The excise tax has been in place for over a century. In 1937, the Pittmann-Robertson Act directed that revenue back to the states for habitat conservation, wildlife management, hunter and safety education, and more. Combined with a similar tax on fishing and boating equipment known as Dingell-Johnson, these tiny taxes fund a huge portion of Montana’s Department of Fish, Wildlife and Parks’ annual budget and have long been considered a vital and secure source of revenue for the agency.

It’s highly doubtful that a single Montana hunter or angler contacted Rosendale’s office to demand he remove the tax since the money comes back in improvements to our much-loved traditional pursuits. In fact, it’s far more likely he’ll be hearing from most Montanans who hunt and fish to ask why he’s backing legislation that provides a dubious “solution” in search of a non-existent problem — and puts a long-standing, tremendously successful program to maintain and improve the nation’s fish and wildlife at tremendous risk.

But of course funding Montana’s fisheries and wildlife management has nothing to do with Rosendale’s motivation for signing on to such looney-tunes legislation. Nor does “taxing a constitutional right” hold water. Had Rosendale ever bothered to actually read the U.S. Constitution, he might have noticed Sec. 8, which plainly reads: “The Congress shall have Power To lay and collect Taxes, Duties, Imposts and Excises, to pay the Debts and provide for the common Defence and general Welfare of the United States; but all Duties, Imposts and Excises shall be uniform throughout the United States.”

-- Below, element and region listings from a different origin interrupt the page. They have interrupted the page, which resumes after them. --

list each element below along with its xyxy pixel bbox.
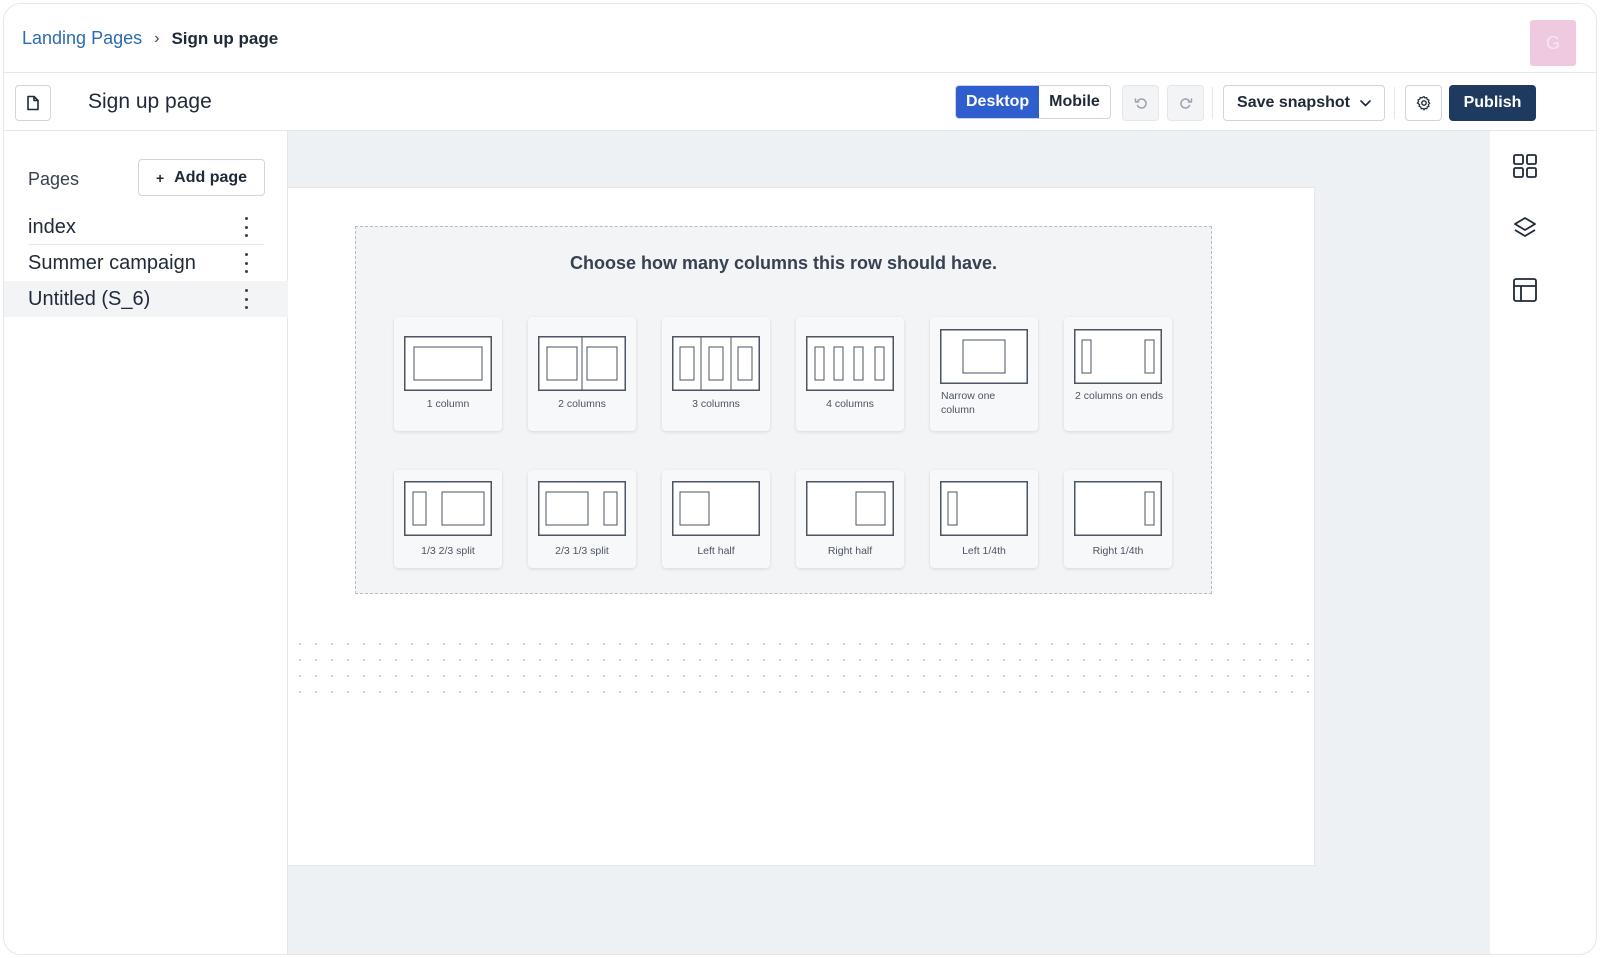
breadcrumb-separator: › [154,29,160,47]
layout-icon[interactable] [1512,277,1538,303]
layout-option-four-columns[interactable]: 4 columns [796,317,904,431]
page-list: index Summer campaign Untitled (S_6) [4,209,288,317]
page-name: index [28,215,76,238]
layout-option-narrow-one-column[interactable]: Narrow one column [930,317,1038,431]
breadcrumb: Landing Pages › Sign up page [22,28,278,49]
right-tool-rail [1490,131,1562,954]
layout-right-quarter-icon [1074,481,1162,536]
page-name: Untitled (S_6) [28,287,151,310]
layout-label: 2/3 1/3 split [555,545,609,557]
layout-option-one-column[interactable]: 1 column [394,317,502,431]
layout-narrow-one-column-icon [940,329,1028,384]
layout-option-left-quarter[interactable]: Left 1/4th [930,470,1038,568]
layout-option-two-columns[interactable]: 2 columns [528,317,636,431]
grid-icon[interactable] [1512,153,1538,179]
layout-label: Right 1/4th [1092,545,1144,557]
settings-button[interactable] [1405,85,1442,121]
layout-option-one-third-two-thirds[interactable]: 1/3 2/3 split [394,470,502,568]
layout-label: 2 columns on ends [1075,390,1164,402]
device-mobile-button[interactable]: Mobile [1039,86,1110,118]
row-layout-picker: Choose how many columns this row should … [355,226,1212,594]
page-list-item[interactable]: Summer campaign [4,245,288,281]
save-snapshot-button[interactable]: Save snapshot [1223,85,1385,121]
pages-sidebar: Pages + Add page index Summer campaign U… [4,131,288,954]
layout-option-two-thirds-one-third[interactable]: 2/3 1/3 split [528,470,636,568]
add-page-label: Add page [174,168,248,186]
page-list-item-selected[interactable]: Untitled (S_6) [4,281,288,317]
redo-button[interactable] [1167,85,1204,121]
layout-label: 2 columns [558,398,606,410]
layout-option-right-half[interactable]: Right half [796,470,904,568]
layers-icon[interactable] [1512,215,1538,241]
layout-label: Left half [697,545,735,557]
top-bar: Landing Pages › Sign up page G [4,4,1596,73]
redo-icon [1179,98,1192,109]
device-desktop-button[interactable]: Desktop [956,86,1040,118]
layout-one-third-two-thirds-icon [404,481,492,536]
more-options-icon[interactable] [244,253,248,273]
layout-label: Narrow one column [941,390,996,416]
file-icon [27,95,39,111]
save-snapshot-label: Save snapshot [1237,94,1350,111]
avatar[interactable]: G [1530,20,1576,66]
editor-toolbar: Sign up page Desktop Mobile Save snapsho… [4,74,1596,131]
breadcrumb-link-landing-pages[interactable]: Landing Pages [22,28,142,49]
add-page-button[interactable]: + Add page [138,159,265,196]
layout-four-columns-icon [806,336,894,391]
layout-option-two-columns-on-ends[interactable]: 2 columns on ends [1064,317,1172,431]
more-options-icon[interactable] [244,217,248,237]
chevron-down-icon [1360,99,1371,106]
layout-left-quarter-icon [940,481,1028,536]
editor-canvas: Choose how many columns this row should … [288,131,1490,954]
layout-label: Left 1/4th [962,545,1006,557]
app-window: Landing Pages › Sign up page G Sign up p… [3,3,1597,955]
layout-left-half-icon [672,481,760,536]
layout-label: 4 columns [826,398,874,410]
pages-header: Pages [28,169,80,189]
toolbar-divider [1394,87,1395,119]
layout-two-columns-on-ends-icon [1074,329,1162,384]
layout-two-columns-icon [538,336,626,391]
plus-icon: + [155,169,165,186]
layout-label: Right half [827,545,873,557]
drop-zone[interactable] [288,632,1313,698]
undo-button[interactable] [1122,85,1159,121]
layout-right-half-icon [806,481,894,536]
layout-two-thirds-one-third-icon [538,481,626,536]
avatar-initial: G [1545,32,1560,53]
page-menu-button[interactable] [15,85,51,121]
undo-icon [1134,98,1147,109]
layout-label: 3 columns [692,398,740,410]
layout-one-column-icon [404,336,492,391]
toolbar-divider [1212,87,1213,119]
page-list-item[interactable]: index [4,209,288,245]
breadcrumb-current: Sign up page [171,28,279,48]
layout-option-left-half[interactable]: Left half [662,470,770,568]
layout-label: 1/3 2/3 split [421,545,475,557]
device-toggle: Desktop Mobile [955,85,1111,119]
more-options-icon[interactable] [244,289,248,309]
page-artboard: Choose how many columns this row should … [288,187,1315,866]
gear-icon [1416,95,1430,111]
layout-label: 1 column [426,398,470,410]
page-name: Summer campaign [28,251,196,274]
layout-option-three-columns[interactable]: 3 columns [662,317,770,431]
layout-option-right-quarter[interactable]: Right 1/4th [1064,470,1172,568]
publish-button[interactable]: Publish [1449,85,1536,121]
page-title[interactable]: Sign up page [88,90,212,114]
layout-three-columns-icon [672,336,760,391]
picker-title: Choose how many columns this row should … [569,253,998,273]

There is no exemption for “taxing Constitutional rights” as Rosendale claims and indeed, were that the case our right to own property should likewise not be taxed — nor anything else we need or desire to “secure the Blessings of Liberty to ourselves and our Posterity” as guaranteed in the Constitution.

No, this is strictly very bad Theater of the Absurd in reaction to the nation’s abhorrence to the on-going mass shootings, slaughter of school children, and endless murders committed by deranged individuals in a society swamped with firearms — including those primarily adapted from military-grade weapons of war. Having no Congressional accomplishments, Rosendale has jumped in the clown car with those who seek self-recognition while making a bad situation even worse.

But consider this — The U.S. has the highest per capita gun ownership in the world, with an estimated 400 MILLION privately owned firearms in the U.S. right now. And “the state of Montana has the highest gun ownership rate, with 66.3% of adults owning a gun.” Obviously, the tiny federal excise tax on firearms is not much of a problem when 2 out of every 3 Montanans own guns.

Rosendale has “really stepped in it” this time by co-sponsoring such ridiculous and extremely unpopular legislation. Notably, not a single hunting or fishing organization has voiced support for his move. And in a state that cherishes its hunting and fishing traditions, it just shows how totally and tragically out of touch Rosendale is with Montanans’ real priorities.